I am writing a script to gather results from an output file of a programme. The file contains headers, captions, and data in scientific format. I only want the data and I need a script that can do this repeatedly for different output files with the same results format.
This is the data:
GROUP 1 2 3 4 5 6 7 8
VELOCITY (m/s) 59.4604E+06 55.5297E+06 52.4463E+06 49.3329E+06 45.4639E+06 41.6928E+06 37.7252E+06 34.9447E+06
GROUP 9 10 11 12 13 14 15 16
VELOCITY (m/s) 33.2405E+06 30.8868E+06 27.9475E+06 25.2880E+06 22.8815E+06 21.1951E+06 20.1614E+06 18.7338E+06
GROUP 17 18 19 20 21 22 23 24
VELOCITY (m/s) 16.9510E+06 15.7017E+06 14.9359E+06 14.2075E+06 13.5146E+06 12.8555E+06 11.6805E+06 10.5252E+06
This is my code at the moment. I want it to open the file, search for the keyword 'INPUT:BETA' which indicates the start of the results I want to extract. It then takes the information between this input keyword and the end identifier that signals the end of the data I want. I don't think this section needs changing but I have included it just in case.

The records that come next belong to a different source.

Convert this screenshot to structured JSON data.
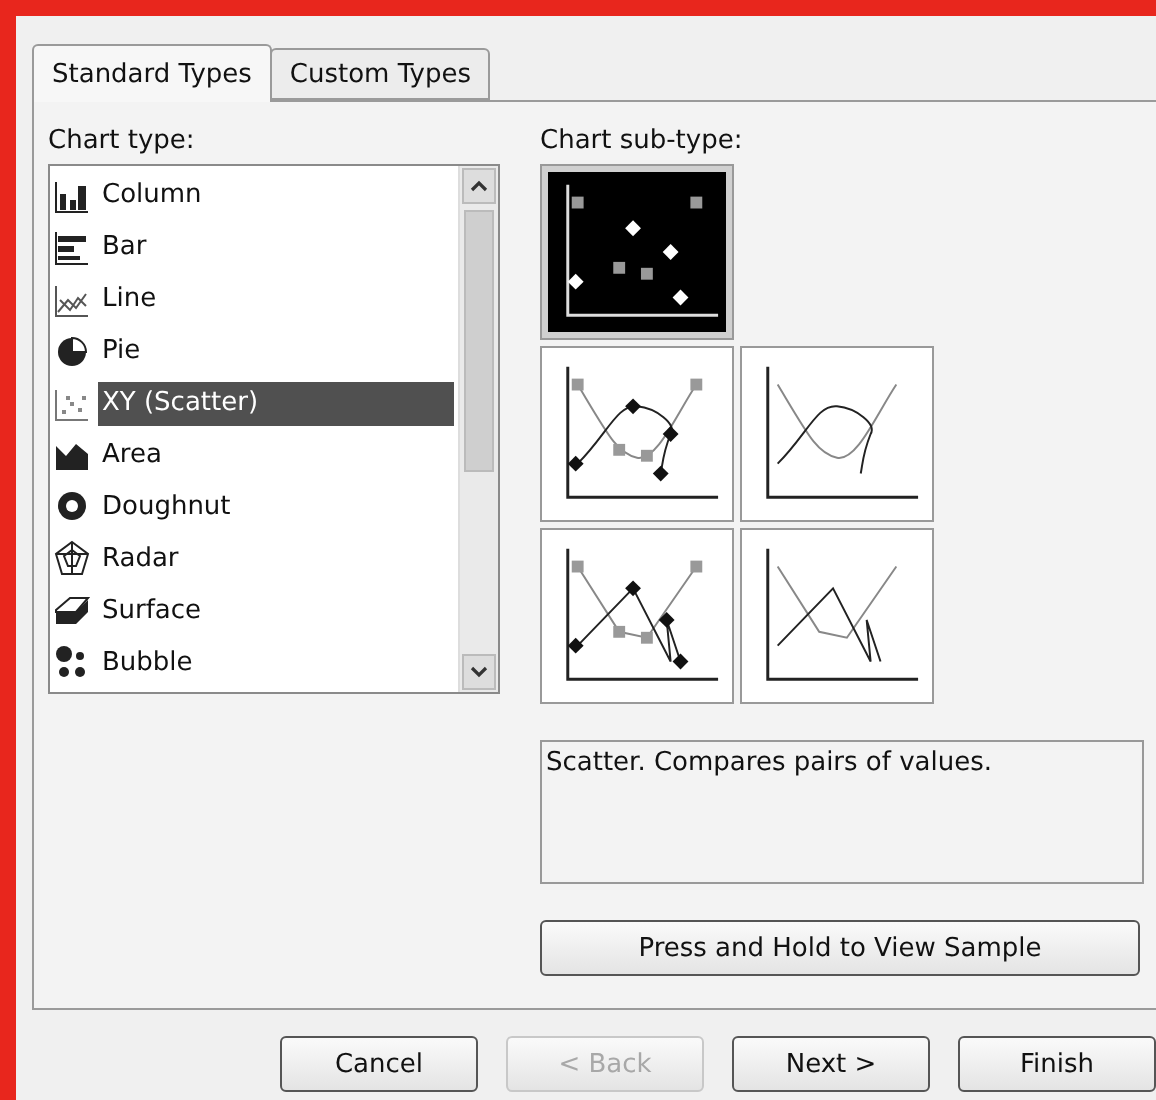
{
  "tabs": [
    {
      "label": "Standard Types",
      "selected": true
    },
    {
      "label": "Custom Types",
      "selected": false
    }
  ],
  "chart_type": {
    "label": "Chart type:",
    "items": [
      {
        "label": "Column",
        "kind": "column",
        "selected": false
      },
      {
        "label": "Bar",
        "kind": "bar",
        "selected": false
      },
      {
        "label": "Line",
        "kind": "line",
        "selected": false
      },
      {
        "label": "Pie",
        "kind": "pie",
        "selected": false
      },
      {
        "label": "XY (Scatter)",
        "kind": "scatter",
        "selected": true
      },
      {
        "label": "Area",
        "kind": "area",
        "selected": false
      },
      {
        "label": "Doughnut",
        "kind": "doughnut",
        "selected": false
      },
      {
        "label": "Radar",
        "kind": "radar",
        "selected": false
      },
      {
        "label": "Surface",
        "kind": "surface",
        "selected": false
      },
      {
        "label": "Bubble",
        "kind": "bubble",
        "selected": false
      }
    ]
  },
  "sub_type": {
    "label": "Chart sub-type:",
    "items": [
      {
        "kind": "markers",
        "selected": true
      },
      {
        "kind": "smooth-markers",
        "selected": false
      },
      {
        "kind": "smooth",
        "selected": false
      },
      {
        "kind": "lines-markers",
        "selected": false
      },
      {
        "kind": "lines",
        "selected": false
      }
    ]
  },
  "description": "Scatter. Compares pairs of values.",
  "sample_button": "Press and Hold to View Sample",
  "buttons": [
    {
      "label": "Cancel",
      "disabled": false
    },
    {
      "label": "< Back",
      "disabled": true
    },
    {
      "label": "Next >",
      "disabled": false
    },
    {
      "label": "Finish",
      "disabled": false
    }
  ]
}
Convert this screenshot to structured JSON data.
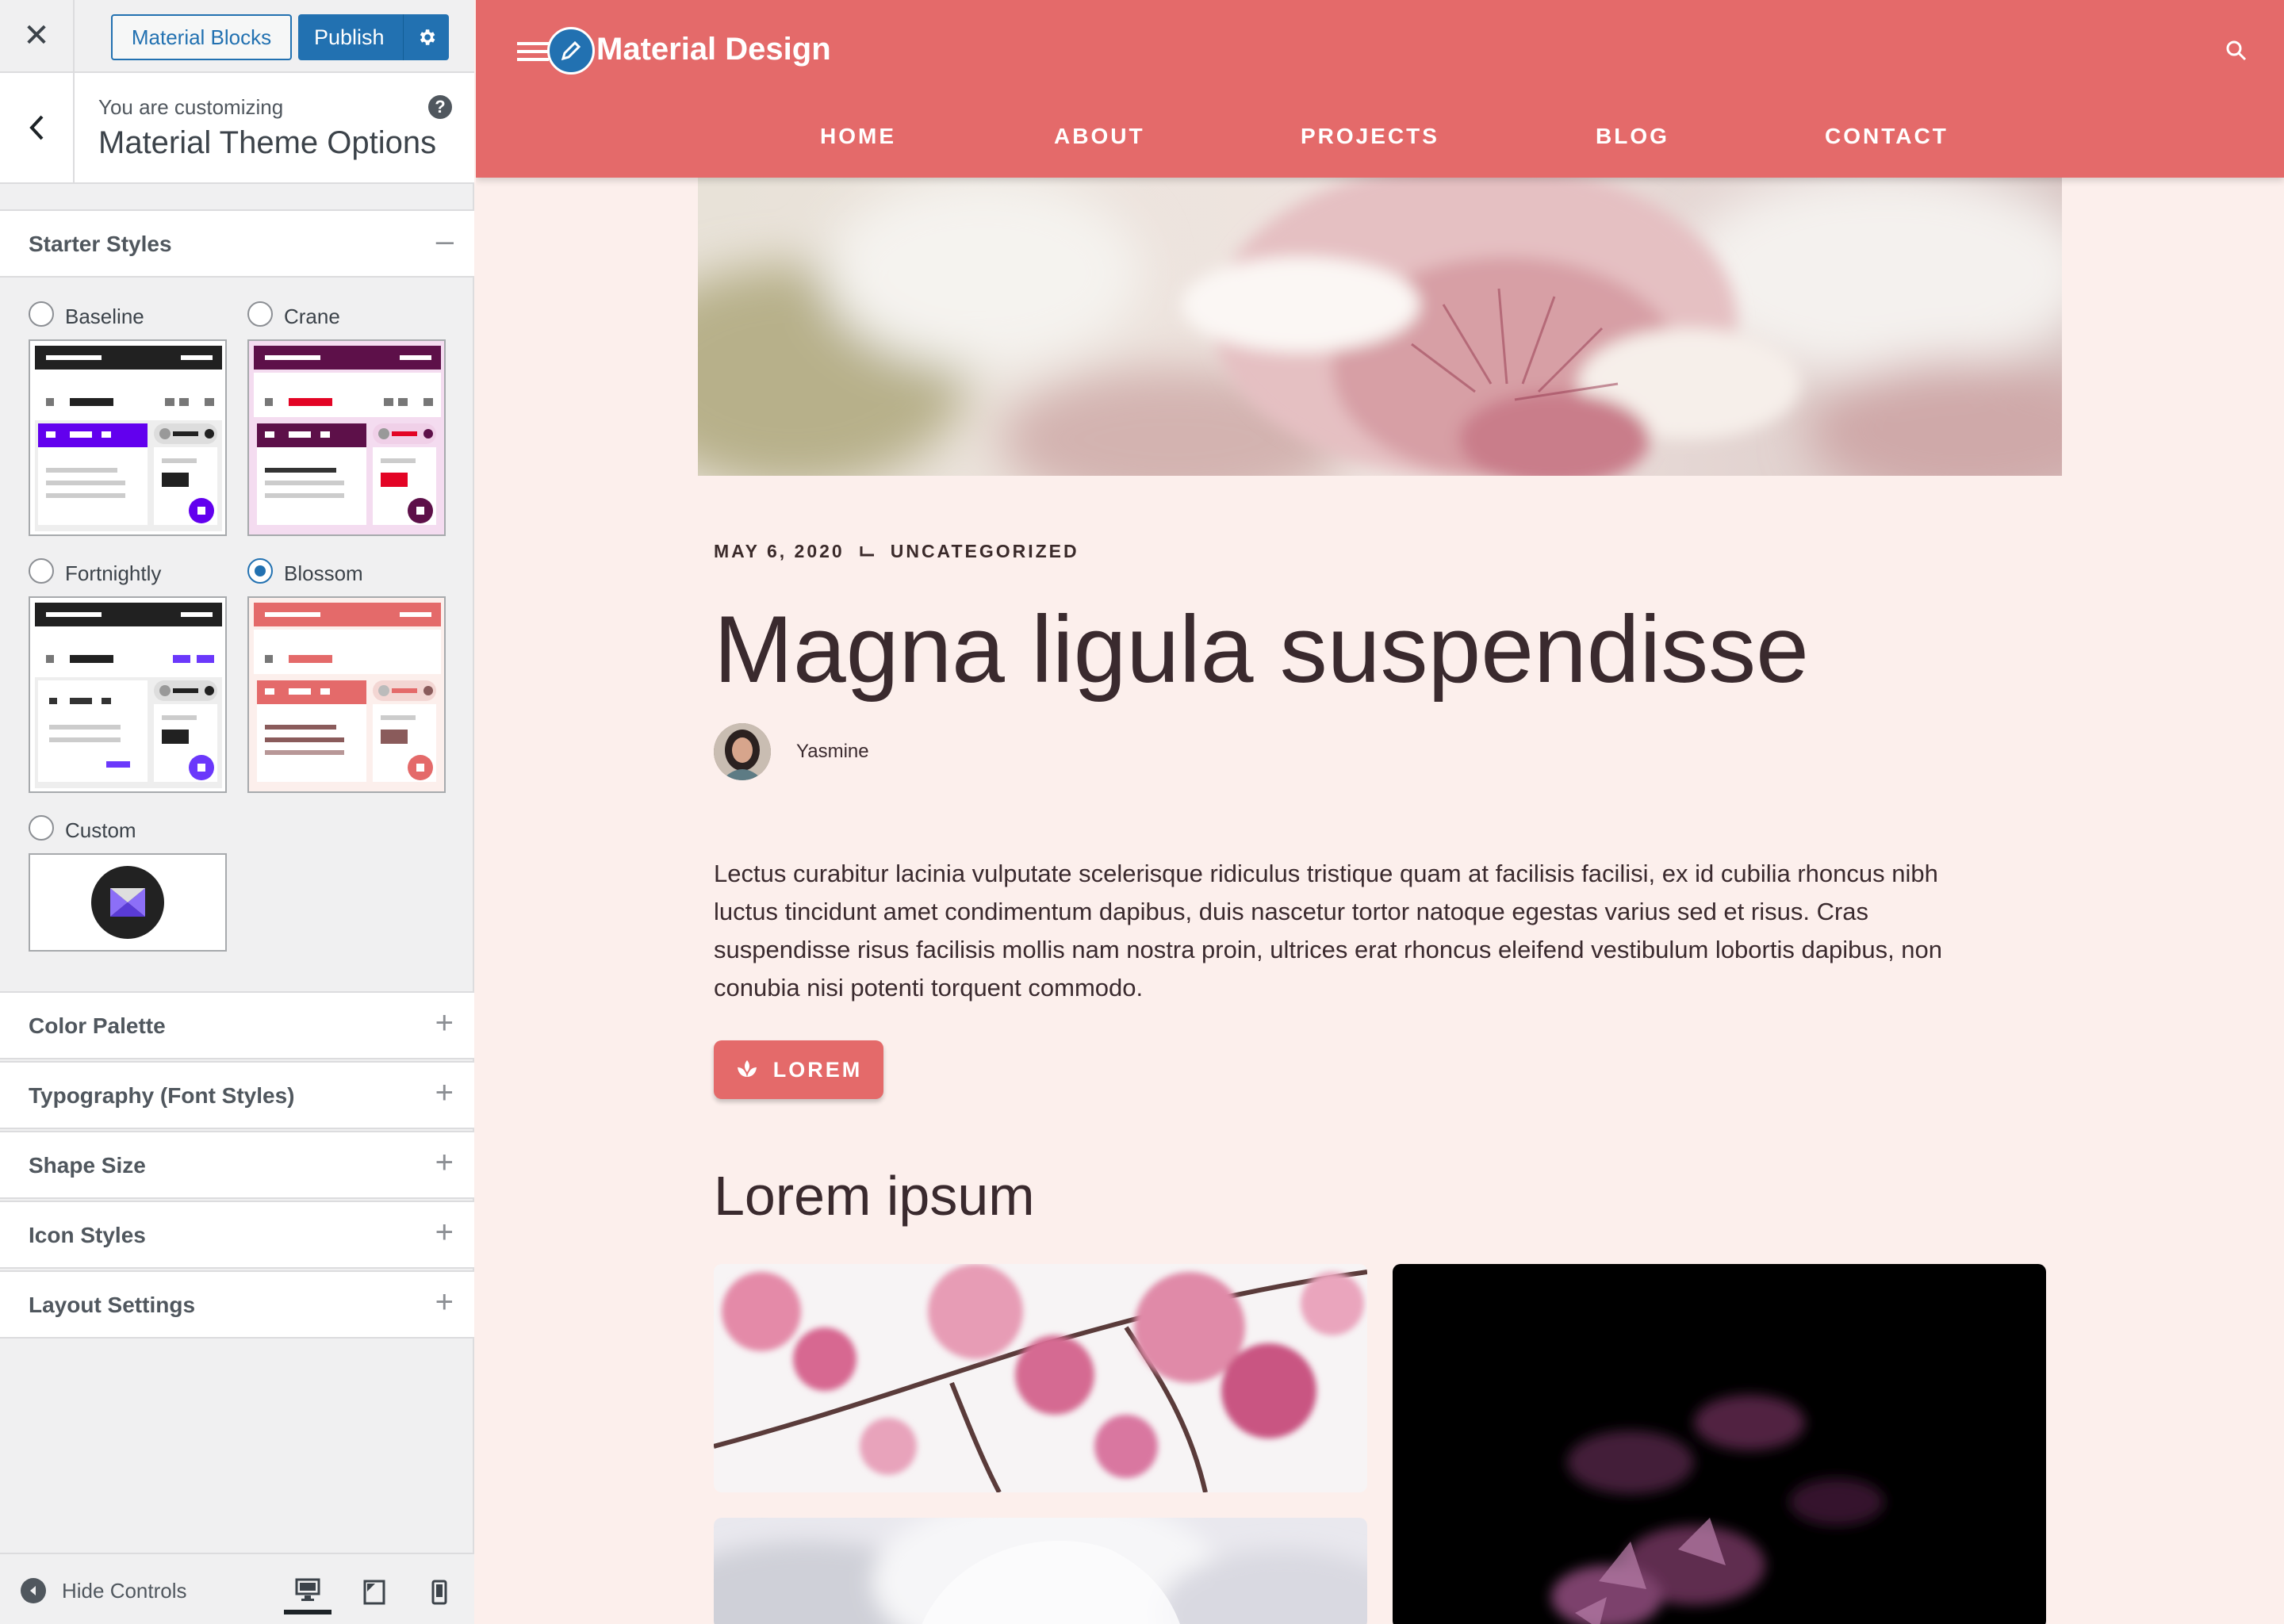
{
  "sidebar": {
    "topbar": {
      "material_blocks_label": "Material Blocks",
      "publish_label": "Publish"
    },
    "info": {
      "subtitle": "You are customizing",
      "title": "Material Theme Options"
    },
    "starter_styles": {
      "heading": "Starter Styles",
      "selected": "Blossom",
      "options": [
        {
          "label": "Baseline",
          "accent": "#6200ee"
        },
        {
          "label": "Crane",
          "accent": "#5d1049"
        },
        {
          "label": "Fortnightly",
          "accent": "#6b38fb"
        },
        {
          "label": "Blossom",
          "accent": "#e46a6a"
        },
        {
          "label": "Custom",
          "accent": "#222222"
        }
      ]
    },
    "sections": [
      {
        "label": "Color Palette"
      },
      {
        "label": "Typography (Font Styles)"
      },
      {
        "label": "Shape Size"
      },
      {
        "label": "Icon Styles"
      },
      {
        "label": "Layout Settings"
      }
    ],
    "footer": {
      "hide_controls_label": "Hide Controls",
      "active_device": "desktop"
    }
  },
  "preview": {
    "site_title": "Material Design",
    "nav": [
      "HOME",
      "ABOUT",
      "PROJECTS",
      "BLOG",
      "CONTACT"
    ],
    "post": {
      "date": "MAY 6, 2020",
      "category": "UNCATEGORIZED",
      "title": "Magna ligula suspendisse",
      "author": "Yasmine",
      "body": "Lectus curabitur lacinia vulputate scelerisque ridiculus tristique quam at facilisis facilisi, ex id cubilia rhoncus nibh luctus tincidunt amet condimentum dapibus, duis nascetur tortor natoque egestas varius sed et risus. Cras suspendisse risus facilisis mollis nam nostra proin, ultrices erat rhoncus eleifend vestibulum lobortis dapibus, non conubia nisi potenti torquent commodo.",
      "button_label": "LOREM",
      "subheading": "Lorem ipsum"
    },
    "colors": {
      "header": "#e46a6a",
      "background": "#fcefec",
      "text": "#3a2a2e"
    }
  }
}
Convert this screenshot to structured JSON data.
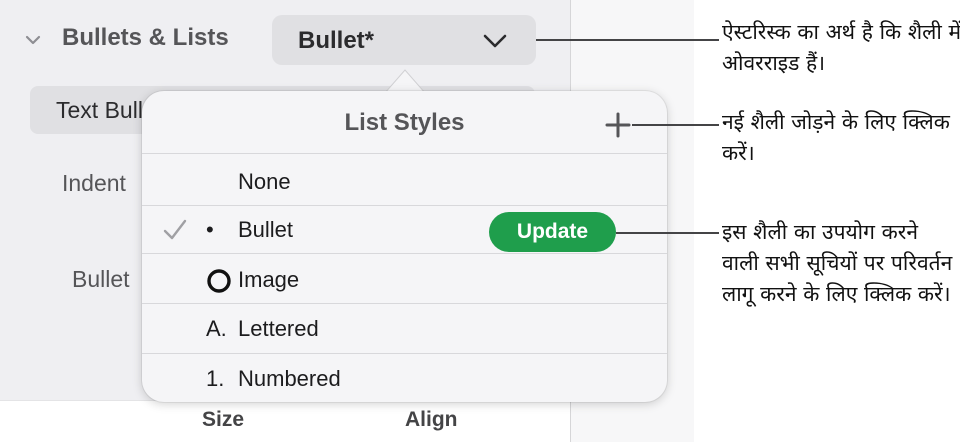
{
  "sidebar": {
    "section_title": "Bullets & Lists",
    "style_dropdown_value": "Bullet*",
    "text_bullets_label": "Text Bullets",
    "indent_label": "Indent",
    "bullet_label": "Bullet",
    "size_label": "Size",
    "align_label": "Align"
  },
  "popover": {
    "title": "List Styles",
    "add_icon": "plus-icon",
    "items": [
      {
        "marker": "",
        "label": "None",
        "checked": false
      },
      {
        "marker": "•",
        "label": "Bullet",
        "checked": true,
        "action": "Update"
      },
      {
        "marker": "O",
        "label": "Image",
        "checked": false
      },
      {
        "marker": "A.",
        "label": "Lettered",
        "checked": false
      },
      {
        "marker": "1.",
        "label": "Numbered",
        "checked": false
      }
    ]
  },
  "callouts": {
    "asterisk": "ऐस्टरिस्क का अर्थ है कि शैली में ओवरराइड हैं।",
    "add": "नई शैली जोड़ने के लिए क्लिक करें।",
    "update": "इस शैली का उपयोग करने वाली सभी सूचियों पर परिवर्तन लागू करने के लिए क्लिक करें।"
  },
  "colors": {
    "update_button": "#1f9e4c",
    "sidebar_bg": "#efeff2",
    "popover_bg": "#f5f5f7"
  }
}
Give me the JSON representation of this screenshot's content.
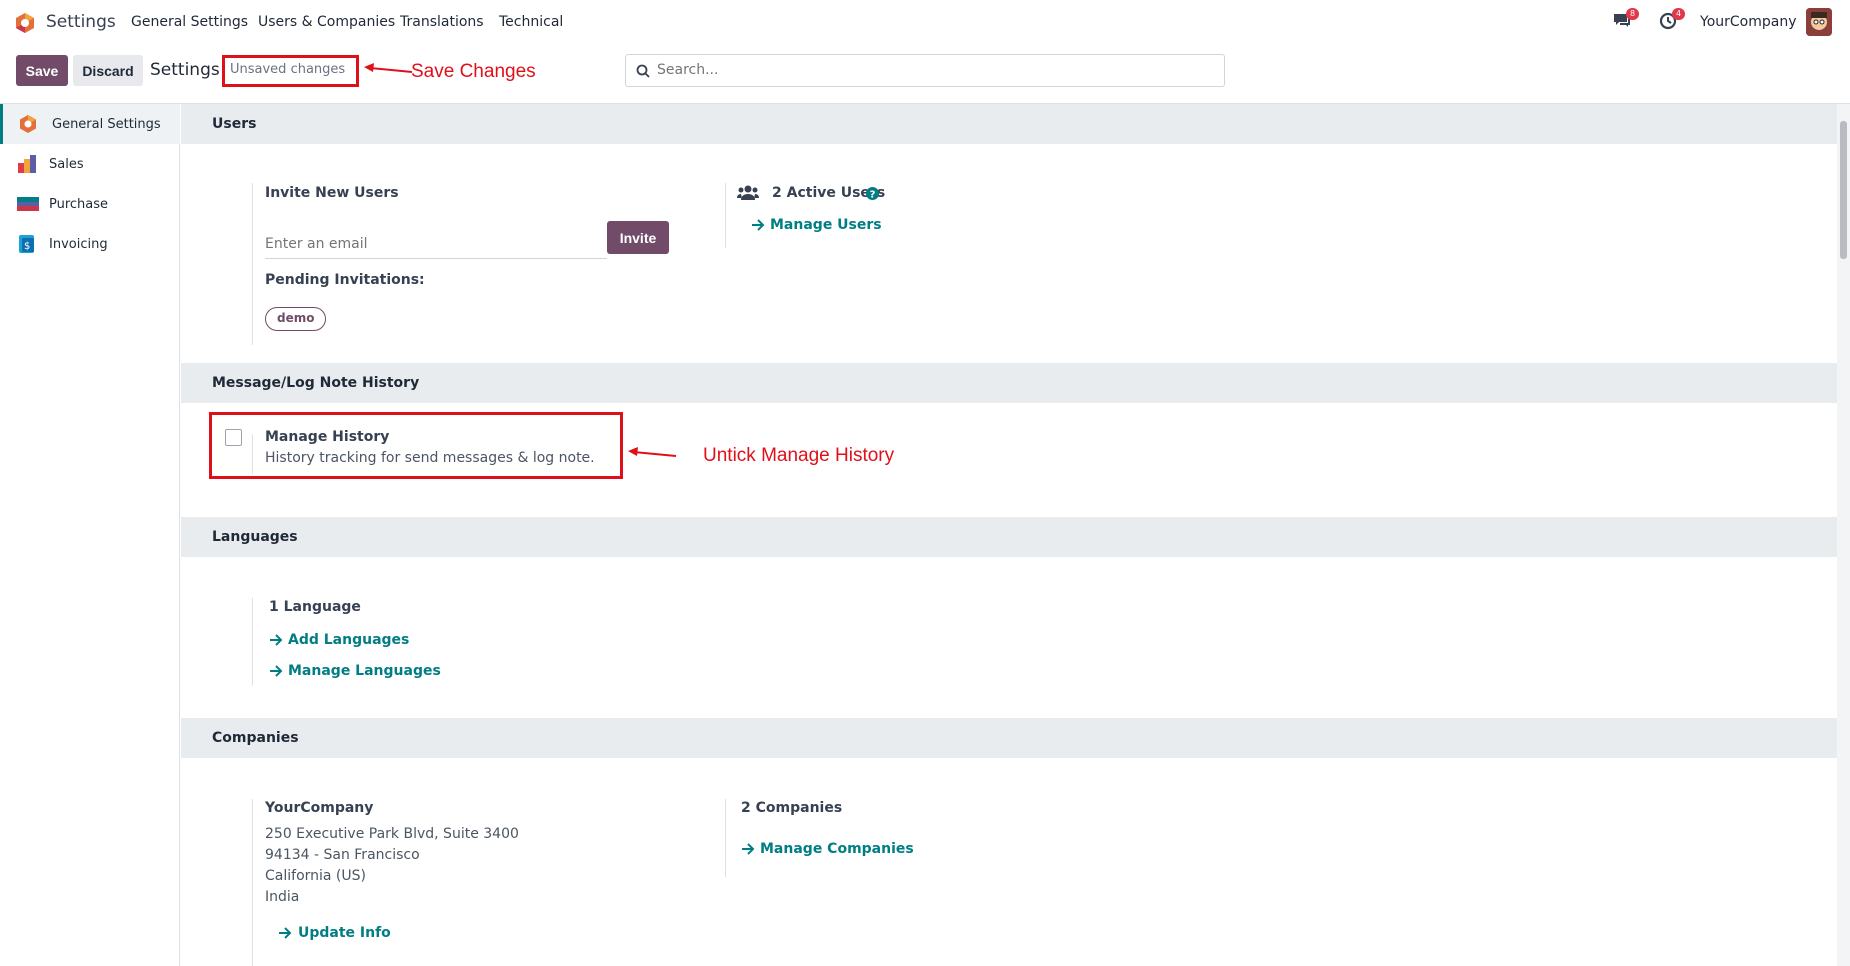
{
  "app": {
    "title": "Settings",
    "menu": [
      "General Settings",
      "Users & Companies",
      "Translations",
      "Technical"
    ],
    "messages_count": "8",
    "activities_count": "4",
    "company": "YourCompany"
  },
  "controls": {
    "save_label": "Save",
    "discard_label": "Discard",
    "breadcrumb": "Settings",
    "unsaved": "Unsaved changes",
    "search_placeholder": "Search..."
  },
  "annotations": {
    "save": "Save Changes",
    "history": "Untick Manage History"
  },
  "sidebar": {
    "items": [
      {
        "label": "General Settings",
        "icon": "settings-logo-icon"
      },
      {
        "label": "Sales",
        "icon": "sales-icon"
      },
      {
        "label": "Purchase",
        "icon": "purchase-icon"
      },
      {
        "label": "Invoicing",
        "icon": "invoicing-icon"
      }
    ]
  },
  "users": {
    "title": "Users",
    "invite_label": "Invite New Users",
    "email_placeholder": "Enter an email",
    "invite_button": "Invite",
    "pending_label": "Pending Invitations:",
    "pending": [
      "demo"
    ],
    "active_users": "2 Active Users",
    "manage_users": "Manage Users"
  },
  "history": {
    "title": "Message/Log Note History",
    "label": "Manage History",
    "description": "History tracking for send messages & log note."
  },
  "languages": {
    "title": "Languages",
    "count": "1 Language",
    "add": "Add Languages",
    "manage": "Manage Languages"
  },
  "companies": {
    "title": "Companies",
    "name": "YourCompany",
    "address": [
      "250 Executive Park Blvd, Suite 3400",
      "94134 - San Francisco",
      "California (US)",
      "India"
    ],
    "update": "Update Info",
    "count": "2 Companies",
    "manage": "Manage Companies"
  },
  "colors": {
    "primary": "#714b67",
    "link": "#017e84",
    "annotation": "#e0101a",
    "section_bg": "#e9ecef"
  }
}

I have then tried to use regex to specify the lines that start with VELOCITY (m/s) as these contain the data I need. This works and extracts each line, whitespace and all, into an array. However, I want each numerical value to be a single element, so the next line is supposed to strip the whitespace out and split the lines into individual array elements.
with open(file_name) as f:
t=f.read()
t=t[t.find('INPUT:BETA'):]
t=t[t.find(start_identifier):t.find(end_identifier)]
regex = r"VELOCITY \(m\/s\)\s(.*)"
res = re.findall(regex, t)
res = [s.split() for s in res]
print(res)
print(len(res))
This isn't working, here is the output:
[['33.2405E+06', '30.8868E+06', '27.9475E+06', '25.2880E+06', '22.8815E+06', '21.1951E+06', '20.1614E+06', '18.7338E+06'], ['16.9510E+06', '15.7017E+06', '14.9359E+06', '14.2075E+06', '13.5146E+06', '12.8555E+06', '11.6805E+06', '10.5252E+06']]
2
It's taking out the whitespace but not putting the values into separate elements, which I need for the next stage of the processing.
My question is therefore: How can I extract each value into a separate array element, leaving the rest of the data behind, in a way that will work with different output files with different data?